Filtering for dates for new plot

I have an Excell file of COVID-19 cases for our county going back to January. I want to use the same Excel file but plot a new graph for only the month of June. D is how I labeled the column with all the dates. I'm very new to R and Ggplot so I don't know much about the correct commands. Here's what I've tried but neither work:

line_df <- COVID_ButteCounty_Master
filter (D = 2020-06-01 | D = 2020-06-23)
Error: unexpected '=' in " filter (D = 2020-06-01 | D ="

also

line_df <- COVID_ButteCounty_Master
filter(D >= as.Date("2020-06-01"))
Error in >=.default(D, as.Date("2020-06-01")) :
comparison (5) is possible only for atomic and list types

Are you using the pipe operator, %>%, in between the two lines of code provided? Second, in order to evaluate equivalence in R, two equal signs are needed. I also added quotes around the date as without quotes, 2020-06-01, will be evaluated as a mathematical formula.

Try the following:

line_df <- COVID_ButteCounty_Master %>%
filter (D == "2020-06-01" | D == "2020-06-23")

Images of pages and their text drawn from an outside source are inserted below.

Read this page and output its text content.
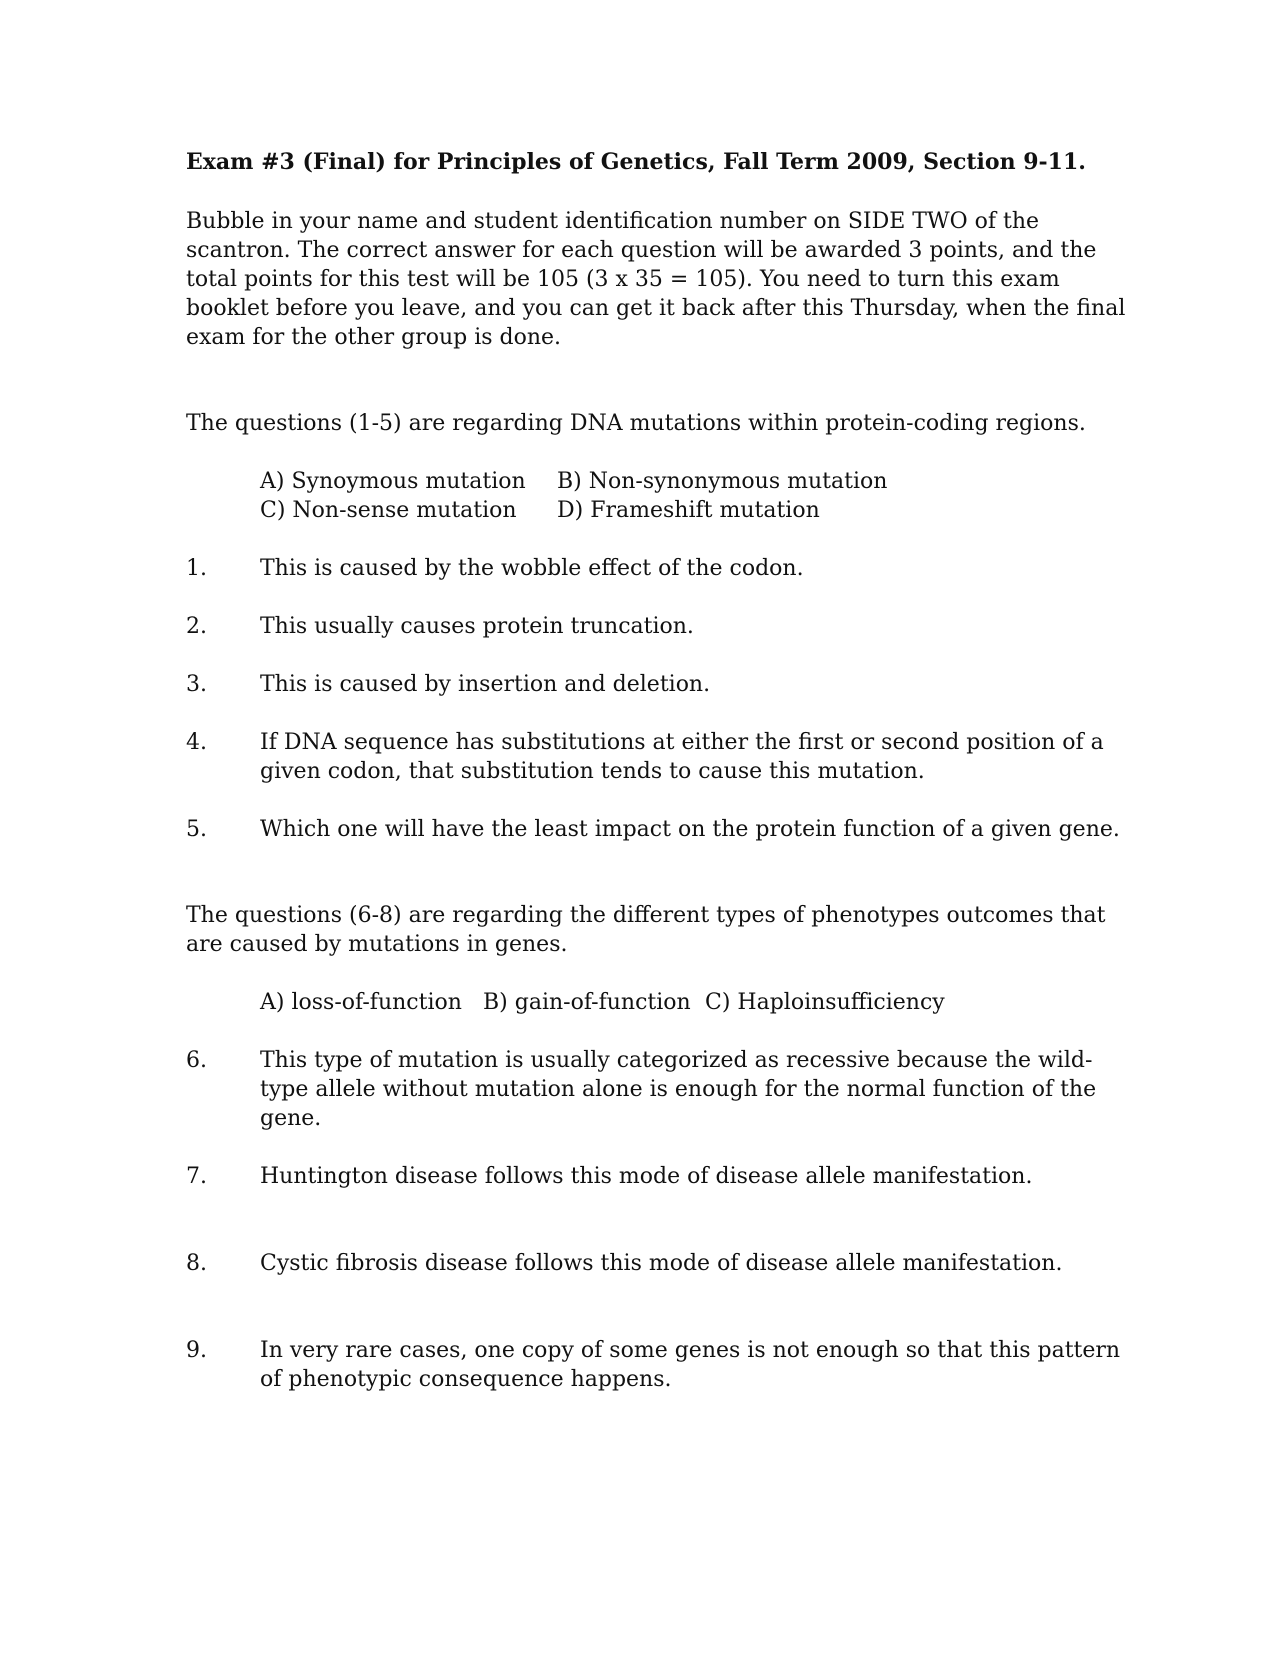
Exam #3 (Final) for Principles of Genetics, Fall Term 2009, Section 9-11.
Bubble in your name and student identification number on SIDE TWO of the
scantron. The correct answer for each question will be awarded 3 points, and the
total points for this test will be 105 (3 x 35 = 105). You need to turn this exam
booklet before you leave, and you can get it back after this Thursday, when the final
exam for the other group is done.
The questions (1-5) are regarding DNA mutations within protein-coding regions.
A) Synoymous mutation B) Non-synonymous mutation
C) Non-sense mutation D) Frameshift mutation
1. This is caused by the wobble effect of the codon.
2. This usually causes protein truncation.
3. This is caused by insertion and deletion.
4. If DNA sequence has substitutions at either the first or second position of a
given codon, that substitution tends to cause this mutation.
5. Which one will have the least impact on the protein function of a given gene.
The questions (6-8) are regarding the different types of phenotypes outcomes that
are caused by mutations in genes.
A) loss-of-function B) gain-of-function C) Haploinsufficiency
6. This type of mutation is usually categorized as recessive because the wild-
type allele without mutation alone is enough for the normal function of the
gene.
7. Huntington disease follows this mode of disease allele manifestation.
8. Cystic fibrosis disease follows this mode of disease allele manifestation.
9. In very rare cases, one copy of some genes is not enough so that this pattern
of phenotypic consequence happens.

I added that to my script, but when I tried to plot it, it come out this way. Do you see what I might have done wrong?

line_df has 0 rows so that means there are no rows in COVID_ButteCounty_Master that pass the filter Date == "2020-06-01" | Date == "2020-06-23". Either those dates aren't in the the dataset or the filter is not in the right format. What are the values of Date? What is the class of Date? If it's a Date class, what is the format?

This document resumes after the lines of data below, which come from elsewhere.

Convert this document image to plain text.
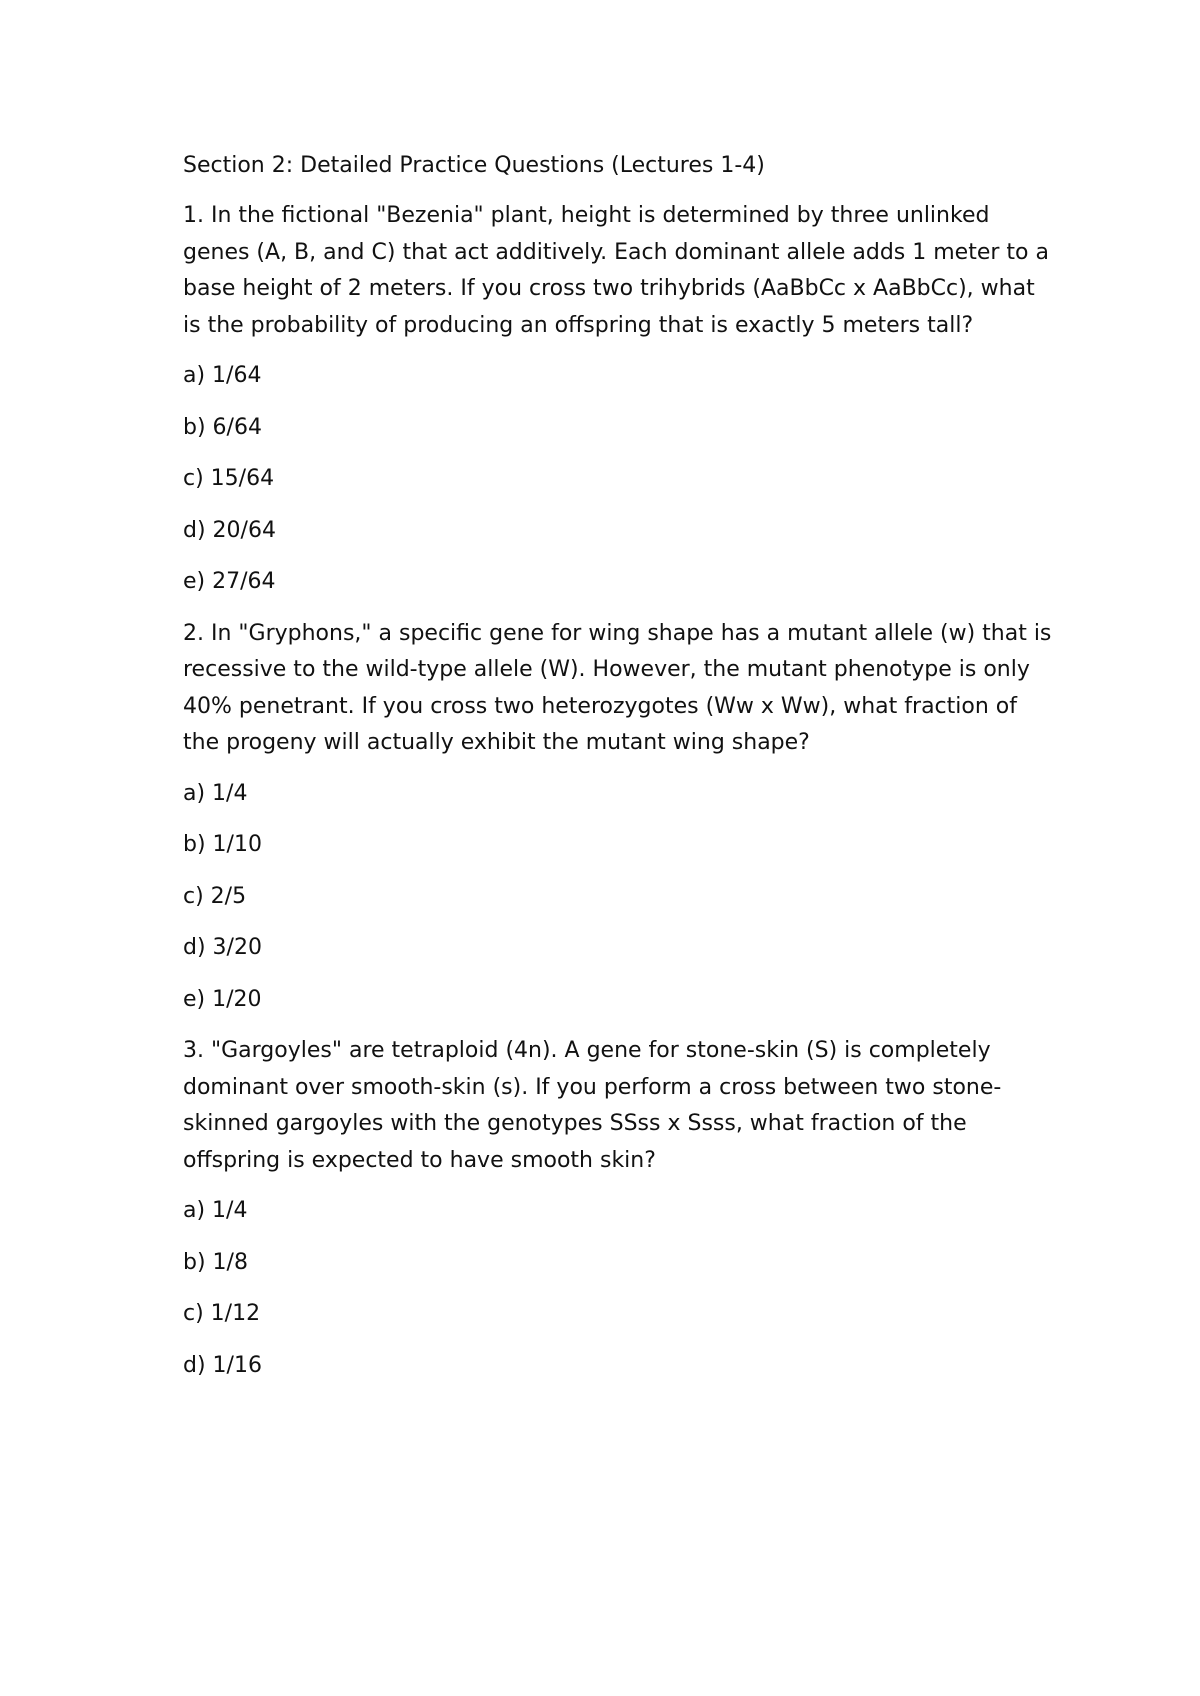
Section 2: Detailed Practice Questions (Lectures 1-4)
1. In the fictional "Bezenia" plant, height is determined by three unlinked genes (A, B, and C) that act additively. Each dominant allele adds 1 meter to a base height of 2 meters. If you cross two trihybrids (AaBbCc x AaBbCc), what is the probability of producing an offspring that is exactly 5 meters tall?
a) 1/64
b) 6/64
c) 15/64
d) 20/64
e) 27/64
2. In "Gryphons," a specific gene for wing shape has a mutant allele (w) that is recessive to the wild-type allele (W). However, the mutant phenotype is only 40% penetrant. If you cross two heterozygotes (Ww x Ww), what fraction of the progeny will actually exhibit the mutant wing shape?
a) 1/4
b) 1/10
c) 2/5
d) 3/20
e) 1/20
3. "Gargoyles" are tetraploid (4n). A gene for stone-skin (S) is completely dominant over smooth-skin (s). If you perform a cross between two stone-skinned gargoyles with the genotypes SSss x Ssss, what fraction of the offspring is expected to have smooth skin?
a) 1/4
b) 1/8
c) 1/12
d) 1/16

On the Excel file it's formatted "1/1/2020" but when I imported the Excel file, I classified Date as a date class, which converted it to: 2020-01-01

Cases is a numeric class.

Does that make sense?

Try the filter condition

filter (D == as.Date("2020-06-01") | D == as.Date("2020-06-23"))

So is the column name actually D or Date?

I changed it to Date. Originally it was D.

I'm guessing the dates in the filter are not actually in the database. Have you tried your code for a date you know is in the data? Can copy in the reply the output of dput(head(COVID_ButteCounty_Master))?

This worked! But it only plotted those two dates. How can I tell it to plot that entire range?

Try

filter (D >= as.Date("2020-06-01") & D <= as.Date("2020-06-23"))

Very cool! Thank you both!

1 Like

While I'm not using excel or referring to the specifics of your question, you might consider tapping a live data feed for your state and county:

library(dplyr);library(ggplot2)
library(RCurl)
usa<-getURL("https://raw.githubusercontent.com/nytimes/covid-19-data/master/us-counties.csv")
usa<-read.csv(text=usa)
usa$date2<-as.Date(usa$date,format="%Y-%m-%d") # format date
usaS<-usa %>%
group_by(state,county,date2) %>%
summarise(cases=sum(cases), deaths=sum(deaths))

County Analyses

usaC<-usaS %>% filter(state=="California")
fcty<-c("Chico","Butte")

usaC %>% filter(county %in% fcty) %>% # subset in CA
filter(date2 > as.Date("2020-05-13")) %>% # filter by date
ggplot(., aes(date2,cases,fill=county)) +
geom_bar(stat='identity')+
theme_bw()

1 Like

This topic was automatically closed 7 days after the last reply. New replies are no longer allowed.